Но генералам приходилось беспокоиться не только о себе. Все привезли с собой семьи, а многие и любовниц, которые жили, ко всеобщему неудовольствию, в домах своих патронов. На них обращали так же мало внимания, как и раньше в Багдаде, но в новых условиях предстояли перемены.
* * *
Судан — главным образом пустынная страна, известная своей обжигающей жарой. Раньше он был британским протекторатом, и потому в его столице имелась больница, где лечились иностранцы. Обслуживал её главным образом британский медицинский персонал. Эта больница была не из лучших в мире, однако превосходила многие другие в странах Сахары. В больнице работали главным образом молодые врачи-идеалисты, приехавшие сюда с романтическими представлениями об Африке и медицинской практике в ней (и такое происходило на протяжении доброй сотни лет). С течением времени их представления менялись, но они делали все, что от них зависело, и большей частью хорошо справлялись со своими обязанностями.
Оба пациента прибыли почти одновременно, в течение одного часа. Первой привезли маленькую девочку в сопровождении обеспокоенной матери. Доктор Иан Макгрегор узнал, что ей четыре года, что она была здоровым ребёнком, если не считать редких приступов астмы. Эти приступы, как правильно заметила мать девочки, должны исчезнуть в сухом воздухе Хартума. Откуда они приехали? — спросил врач. Из Ирака? Он не интересовался политикой и не разбирался в ней. Ему исполнилось двадцать восемь лет, это был невысокий светловолосый мужчина, рано начавший лысеть. Он недавно получил разрешение на практику врача-терапевта, но хуже оказалось то, что ему на глаза не попадалось никакого бюллетеня относительно крупной вспышки инфекционных заболеваний в Ираке. Он, как и весь персонал больницы, знал лишь о двух случаях заболевания лихорадкой Эбола в Заире, но это нельзя было назвать даже вспышкой.

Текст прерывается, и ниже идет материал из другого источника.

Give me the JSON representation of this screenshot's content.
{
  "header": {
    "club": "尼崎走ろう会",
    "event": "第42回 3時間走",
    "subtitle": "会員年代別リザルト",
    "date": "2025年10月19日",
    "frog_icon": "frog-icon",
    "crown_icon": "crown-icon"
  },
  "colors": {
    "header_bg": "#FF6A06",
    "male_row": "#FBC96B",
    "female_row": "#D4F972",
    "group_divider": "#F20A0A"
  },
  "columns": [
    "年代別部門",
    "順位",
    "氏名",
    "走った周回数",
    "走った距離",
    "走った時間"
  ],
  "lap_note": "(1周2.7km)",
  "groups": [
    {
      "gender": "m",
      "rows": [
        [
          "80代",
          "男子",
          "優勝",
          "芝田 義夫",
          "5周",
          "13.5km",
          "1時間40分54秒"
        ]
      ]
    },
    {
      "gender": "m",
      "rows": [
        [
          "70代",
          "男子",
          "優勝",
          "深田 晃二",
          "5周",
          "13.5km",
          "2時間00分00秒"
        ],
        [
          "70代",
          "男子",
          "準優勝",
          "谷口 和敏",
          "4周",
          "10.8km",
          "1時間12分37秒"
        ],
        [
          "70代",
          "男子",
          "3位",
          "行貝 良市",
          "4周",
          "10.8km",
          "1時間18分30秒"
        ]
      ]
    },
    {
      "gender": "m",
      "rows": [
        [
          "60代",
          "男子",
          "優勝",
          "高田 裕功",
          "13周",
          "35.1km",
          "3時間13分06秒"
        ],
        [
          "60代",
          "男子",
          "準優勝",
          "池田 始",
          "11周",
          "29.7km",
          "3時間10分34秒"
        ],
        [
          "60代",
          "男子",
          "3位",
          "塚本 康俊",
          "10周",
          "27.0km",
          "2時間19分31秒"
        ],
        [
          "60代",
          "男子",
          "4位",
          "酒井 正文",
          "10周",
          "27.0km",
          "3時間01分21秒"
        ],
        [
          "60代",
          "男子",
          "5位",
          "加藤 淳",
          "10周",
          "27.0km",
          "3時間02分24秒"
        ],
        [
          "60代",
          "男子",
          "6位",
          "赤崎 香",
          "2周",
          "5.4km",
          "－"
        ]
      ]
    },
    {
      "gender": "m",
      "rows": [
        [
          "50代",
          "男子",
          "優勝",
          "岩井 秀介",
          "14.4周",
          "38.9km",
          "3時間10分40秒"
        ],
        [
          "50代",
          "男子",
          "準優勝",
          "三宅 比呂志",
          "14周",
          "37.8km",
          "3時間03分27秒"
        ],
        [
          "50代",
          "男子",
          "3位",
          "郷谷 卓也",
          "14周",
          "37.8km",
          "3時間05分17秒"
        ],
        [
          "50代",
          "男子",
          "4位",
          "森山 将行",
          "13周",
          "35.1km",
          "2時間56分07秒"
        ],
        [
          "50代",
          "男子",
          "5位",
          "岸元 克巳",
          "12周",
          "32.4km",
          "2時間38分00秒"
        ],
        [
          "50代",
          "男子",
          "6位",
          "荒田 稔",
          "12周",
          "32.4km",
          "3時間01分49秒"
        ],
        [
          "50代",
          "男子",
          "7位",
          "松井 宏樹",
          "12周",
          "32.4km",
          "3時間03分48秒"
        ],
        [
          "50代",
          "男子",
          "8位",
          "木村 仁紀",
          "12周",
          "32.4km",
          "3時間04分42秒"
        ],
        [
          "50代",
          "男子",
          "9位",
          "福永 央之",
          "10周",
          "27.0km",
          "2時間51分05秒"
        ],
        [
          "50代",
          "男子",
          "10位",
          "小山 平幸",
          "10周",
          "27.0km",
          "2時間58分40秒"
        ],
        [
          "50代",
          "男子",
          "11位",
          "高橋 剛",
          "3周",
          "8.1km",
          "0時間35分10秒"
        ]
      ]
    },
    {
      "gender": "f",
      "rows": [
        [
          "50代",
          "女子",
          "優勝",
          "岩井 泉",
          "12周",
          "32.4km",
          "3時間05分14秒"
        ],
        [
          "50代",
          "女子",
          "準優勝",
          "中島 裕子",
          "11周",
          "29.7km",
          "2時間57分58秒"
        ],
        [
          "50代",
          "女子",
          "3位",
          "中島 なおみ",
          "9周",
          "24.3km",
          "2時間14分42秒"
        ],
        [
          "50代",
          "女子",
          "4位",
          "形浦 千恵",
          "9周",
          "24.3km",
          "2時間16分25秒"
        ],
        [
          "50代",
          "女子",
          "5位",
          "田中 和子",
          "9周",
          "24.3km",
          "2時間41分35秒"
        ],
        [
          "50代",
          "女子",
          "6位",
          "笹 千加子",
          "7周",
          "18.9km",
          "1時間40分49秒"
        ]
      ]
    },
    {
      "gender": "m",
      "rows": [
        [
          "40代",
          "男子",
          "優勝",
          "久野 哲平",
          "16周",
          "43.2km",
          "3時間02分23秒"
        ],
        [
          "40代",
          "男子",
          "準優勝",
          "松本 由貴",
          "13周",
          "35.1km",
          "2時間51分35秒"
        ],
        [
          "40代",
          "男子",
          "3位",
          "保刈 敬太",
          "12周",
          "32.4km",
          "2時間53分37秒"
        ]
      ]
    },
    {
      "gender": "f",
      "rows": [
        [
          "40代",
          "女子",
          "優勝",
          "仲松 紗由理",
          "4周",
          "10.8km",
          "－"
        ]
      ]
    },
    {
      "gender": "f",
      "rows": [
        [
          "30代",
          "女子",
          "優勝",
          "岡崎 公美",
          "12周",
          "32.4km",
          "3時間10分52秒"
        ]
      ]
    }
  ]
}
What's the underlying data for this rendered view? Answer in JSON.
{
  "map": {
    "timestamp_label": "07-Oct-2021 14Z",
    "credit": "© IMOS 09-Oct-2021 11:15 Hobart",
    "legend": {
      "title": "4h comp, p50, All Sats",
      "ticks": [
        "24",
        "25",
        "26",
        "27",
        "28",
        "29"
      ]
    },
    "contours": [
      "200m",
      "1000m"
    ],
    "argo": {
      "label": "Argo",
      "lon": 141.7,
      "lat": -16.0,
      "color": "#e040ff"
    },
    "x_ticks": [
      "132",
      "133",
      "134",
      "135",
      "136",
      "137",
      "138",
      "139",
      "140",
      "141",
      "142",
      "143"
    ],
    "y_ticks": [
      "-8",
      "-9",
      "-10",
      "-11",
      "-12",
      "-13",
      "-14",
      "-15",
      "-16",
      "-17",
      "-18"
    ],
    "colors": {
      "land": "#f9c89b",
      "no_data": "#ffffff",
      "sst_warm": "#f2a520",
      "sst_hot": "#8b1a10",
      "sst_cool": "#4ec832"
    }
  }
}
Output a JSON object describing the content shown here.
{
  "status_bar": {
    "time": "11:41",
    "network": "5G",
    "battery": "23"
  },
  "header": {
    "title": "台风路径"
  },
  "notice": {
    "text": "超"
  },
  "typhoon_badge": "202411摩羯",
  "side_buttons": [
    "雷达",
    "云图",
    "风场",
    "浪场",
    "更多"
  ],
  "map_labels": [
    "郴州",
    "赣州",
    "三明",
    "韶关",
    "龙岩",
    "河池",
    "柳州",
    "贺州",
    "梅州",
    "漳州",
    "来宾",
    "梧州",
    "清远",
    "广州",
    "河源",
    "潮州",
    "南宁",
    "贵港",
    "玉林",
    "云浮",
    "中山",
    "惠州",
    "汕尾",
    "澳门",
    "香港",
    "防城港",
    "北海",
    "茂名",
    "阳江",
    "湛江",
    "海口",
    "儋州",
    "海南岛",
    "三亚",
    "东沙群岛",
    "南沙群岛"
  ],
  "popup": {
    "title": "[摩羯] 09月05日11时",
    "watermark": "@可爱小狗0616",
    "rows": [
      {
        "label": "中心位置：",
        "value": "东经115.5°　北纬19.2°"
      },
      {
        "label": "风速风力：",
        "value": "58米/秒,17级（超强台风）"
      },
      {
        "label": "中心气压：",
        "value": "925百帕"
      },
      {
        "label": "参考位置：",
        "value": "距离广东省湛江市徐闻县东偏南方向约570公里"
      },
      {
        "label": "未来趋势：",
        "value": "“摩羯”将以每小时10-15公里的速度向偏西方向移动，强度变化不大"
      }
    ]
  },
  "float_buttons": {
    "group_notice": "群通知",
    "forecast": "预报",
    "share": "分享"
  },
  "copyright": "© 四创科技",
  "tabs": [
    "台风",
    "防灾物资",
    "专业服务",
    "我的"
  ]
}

Температура у девочки была 38 — ничего страшного для ребёнка такого возраста, особенно в стране, где в полдень температура воздуха редко бывала ниже. Кровяное давление, пульс, дыхание все казалось нормальным. Девочка выглядела вялой. Сколько дней вы уже в Хартуме? Всего несколько? Ну что ж, может быть, это только последствия перелёта. Некоторые люди к этому особенно чувствительны, объяснил доктор Макгрегор. Новая обстановка, климатические условия — все это может повлиять на самочувствие ребёнка. Не исключено, что это простуда или грипп, ничего серьёзного. В Судане жаркий климат, но зато здоровый, не то что в других странах Африки. Врач надел резиновые перчатки — не потому, что считал это необходимым, но в процессе обучения на медицинском факультете Эдинбургского университета ему раз и навсегда вбили в голову, что так нужно поступать всегда и при всех обстоятельствах. Стоит вам забыть об этом всего один раз, и вы можете разделить судьбу доктора Синклера — неужели вы не слышали, как он подхватил СПИД от своего пациента? Одного такого примера обычно бывает достаточно. Итак, у пациентки нет признаков серьёзного заболевания. Чуть распухли веки, покраснение в горле. Ничего серьёзного. Наверно, стоит хорошенько выспаться ночью, и всё пройдёт. Прописывать лекарства не нужно. Пусть примет аспирин, чтобы сбить температуру и снять головную боль, и если ей не станет лучше, приходите снова. Такая прелестная девочка. Уверен, что скоро всё пройдёт. Мать увела ребёнка. Врач решил, что настало время выпить чашку чая. По пути к комнате отдыха он снял резиновые перчатки, которые спасли ему жизнь, и бросил их в корзину.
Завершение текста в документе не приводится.